К обеду иноходец был уже в мыле, и выбежавшая на дорогу бабушка, простоволосая, распаренная, красная после стояния у печки, велела нам дать коню передых. Дядя послушно завел каурого во двор, выпряг его, дал овса и сена, позже напоил из ведра, а к вечеру мы опять выехали на улицу и катали уже других девок. Если сталкивались посредине улицы две подводы, парни соскакивали и по-нарошному затевали драку, требуя уступить дорогу, а затем шумно мирились, распивали на холоде бутылку, и снова звенели бубенцы под дугой, дробно переговаривались железные горошины в круглых шаркунцах, и во всех окраинах села допоздна играли гармонии и пели песни...

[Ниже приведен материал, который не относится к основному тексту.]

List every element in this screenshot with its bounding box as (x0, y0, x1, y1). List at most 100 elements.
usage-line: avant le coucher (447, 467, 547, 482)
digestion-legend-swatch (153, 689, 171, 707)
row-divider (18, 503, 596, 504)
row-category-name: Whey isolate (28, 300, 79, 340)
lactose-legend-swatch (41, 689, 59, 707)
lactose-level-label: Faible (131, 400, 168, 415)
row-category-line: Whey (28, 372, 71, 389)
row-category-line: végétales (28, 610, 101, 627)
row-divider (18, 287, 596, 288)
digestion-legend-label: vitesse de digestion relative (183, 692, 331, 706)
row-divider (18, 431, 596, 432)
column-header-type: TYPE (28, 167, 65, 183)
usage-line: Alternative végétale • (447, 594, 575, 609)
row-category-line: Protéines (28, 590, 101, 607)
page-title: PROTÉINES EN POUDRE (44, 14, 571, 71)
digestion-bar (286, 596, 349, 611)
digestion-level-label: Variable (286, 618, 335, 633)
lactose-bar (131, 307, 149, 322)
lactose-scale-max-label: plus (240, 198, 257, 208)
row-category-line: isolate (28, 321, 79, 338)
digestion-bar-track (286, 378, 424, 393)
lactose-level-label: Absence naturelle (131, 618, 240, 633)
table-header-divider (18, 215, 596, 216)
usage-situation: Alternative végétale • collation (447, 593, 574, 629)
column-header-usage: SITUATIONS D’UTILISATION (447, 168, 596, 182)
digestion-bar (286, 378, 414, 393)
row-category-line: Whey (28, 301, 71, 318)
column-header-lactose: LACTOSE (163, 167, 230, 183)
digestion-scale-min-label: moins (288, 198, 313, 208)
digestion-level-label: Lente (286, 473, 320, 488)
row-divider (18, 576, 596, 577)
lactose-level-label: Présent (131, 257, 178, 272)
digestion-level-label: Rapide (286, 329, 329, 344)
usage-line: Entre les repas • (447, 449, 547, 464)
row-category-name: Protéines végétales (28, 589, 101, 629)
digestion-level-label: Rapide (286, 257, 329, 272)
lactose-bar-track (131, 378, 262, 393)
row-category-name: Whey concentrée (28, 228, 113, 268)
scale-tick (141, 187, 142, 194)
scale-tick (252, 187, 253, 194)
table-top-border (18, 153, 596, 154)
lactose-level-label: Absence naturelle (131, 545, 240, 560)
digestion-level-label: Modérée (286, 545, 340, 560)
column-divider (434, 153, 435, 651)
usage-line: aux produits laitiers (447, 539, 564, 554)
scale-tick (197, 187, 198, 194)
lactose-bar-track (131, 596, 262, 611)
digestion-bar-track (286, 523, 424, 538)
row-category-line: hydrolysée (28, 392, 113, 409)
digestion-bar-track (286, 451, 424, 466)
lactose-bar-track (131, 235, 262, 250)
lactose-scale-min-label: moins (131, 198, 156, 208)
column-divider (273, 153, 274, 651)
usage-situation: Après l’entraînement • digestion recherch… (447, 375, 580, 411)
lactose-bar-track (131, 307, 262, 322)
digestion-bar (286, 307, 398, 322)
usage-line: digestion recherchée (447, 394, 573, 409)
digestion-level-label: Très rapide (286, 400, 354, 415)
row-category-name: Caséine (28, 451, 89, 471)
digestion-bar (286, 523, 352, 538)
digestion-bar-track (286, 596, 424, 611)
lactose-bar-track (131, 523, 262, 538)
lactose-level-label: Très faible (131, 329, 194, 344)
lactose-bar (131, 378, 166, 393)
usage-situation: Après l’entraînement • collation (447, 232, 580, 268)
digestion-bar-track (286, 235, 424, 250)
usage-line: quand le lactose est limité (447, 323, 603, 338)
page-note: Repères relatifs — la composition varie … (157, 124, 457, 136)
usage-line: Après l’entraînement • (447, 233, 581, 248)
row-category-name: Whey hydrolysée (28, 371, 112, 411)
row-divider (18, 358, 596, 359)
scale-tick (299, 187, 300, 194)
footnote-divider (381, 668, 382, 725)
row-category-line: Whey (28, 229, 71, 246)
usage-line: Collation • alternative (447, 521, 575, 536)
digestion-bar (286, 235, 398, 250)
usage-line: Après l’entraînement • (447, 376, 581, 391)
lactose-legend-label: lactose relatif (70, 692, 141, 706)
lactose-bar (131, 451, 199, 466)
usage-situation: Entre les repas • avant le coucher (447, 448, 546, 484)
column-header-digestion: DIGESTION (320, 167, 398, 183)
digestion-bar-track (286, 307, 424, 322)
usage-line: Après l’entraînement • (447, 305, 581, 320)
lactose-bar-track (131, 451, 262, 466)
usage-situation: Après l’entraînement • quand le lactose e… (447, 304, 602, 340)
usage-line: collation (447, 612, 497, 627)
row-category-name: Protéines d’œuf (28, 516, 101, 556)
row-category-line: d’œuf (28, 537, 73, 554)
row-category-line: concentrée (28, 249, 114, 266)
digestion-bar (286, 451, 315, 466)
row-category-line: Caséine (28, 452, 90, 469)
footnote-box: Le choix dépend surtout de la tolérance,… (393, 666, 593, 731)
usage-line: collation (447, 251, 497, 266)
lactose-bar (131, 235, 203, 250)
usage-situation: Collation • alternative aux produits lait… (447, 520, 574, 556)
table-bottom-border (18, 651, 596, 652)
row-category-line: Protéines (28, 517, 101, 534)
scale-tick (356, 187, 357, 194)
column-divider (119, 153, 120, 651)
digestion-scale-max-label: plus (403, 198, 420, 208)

За два дня до масленой дядя Сидор потащил меня на чью-то свадьбу, и это продолжалось чуть ли не всю неделю, потому что свадьбы у семейских играются чаще всего на масленой. Для любителей выпить на дармовщину наступало раздолье: всякий, кто хотел поздравить жениха и невесту, имел право зайти в избу, а жених обязательно встречал его с подносом у порога, как дорогого гостя, и, выпив с десяток рюмок водки или чистого самогона, варившегося из отборной ярицы, или, по-нонешнему, ржи, мужик едва добирался до своего дома... Зачем дядя Сидор водил меня на свадьбы, мне и сейчас невдомек, может быть, развлечения ради, или для того, чтобы опрокинуть у порога полную рюмку, вытереть кулаком красные губы, закусить соленым огурцом или квашеной капустой, повеселиться самому. Когда поднос совали мне, я отмахивался, кричал: нет, не хочу!— и вся изба сотрясалась от смеха. У меня рябило в глазах от ярких цветастых сарафанов, и текучих лент, и сверкания бус, стекляруса и бисерного инея на кичках. Я глох от песен, гомона, звона посуды, топота сапог и ботинок по некрашеному полу, оранжевому от песка, скрипевшего под ногами, как снег. Свадебная эта карусель осталась в моей памяти на всю жизнь, и теперь я благодарен дяде, что он таскал меня на эти веселые и хмельные сборища вопреки причитаниям бабушки Ульяны, оберегавшей меня от дурных привычек и бесстыдного озорства частушек и, наконец, просто от дурного сглаза.
Дед тоже шатался по свадьбам, и там, где он появлялся, веселье взрывалось еще пуще, и заманить старика Абакуху считалось большой удачей, не говоря уже о том, что многие свадьбы игрались по его почину, потому что он подыскивал с большим умением невесту для жениха.
Когда схлынула свадебная кутерьма, дед сходил в баню, вышиб веником винный дух, затем, привычно обмотав голову полотенцем, подсел к самовару и пил без счету одну чашку чая за другой, исходя крупным зернистым потом. Затем ложился на кровать, лежал тихий и задумчивый, слушал мои рассказы о нашей жизни в Никольском, о судьбе уполномоченного, о том, как снимали колокол с церкви.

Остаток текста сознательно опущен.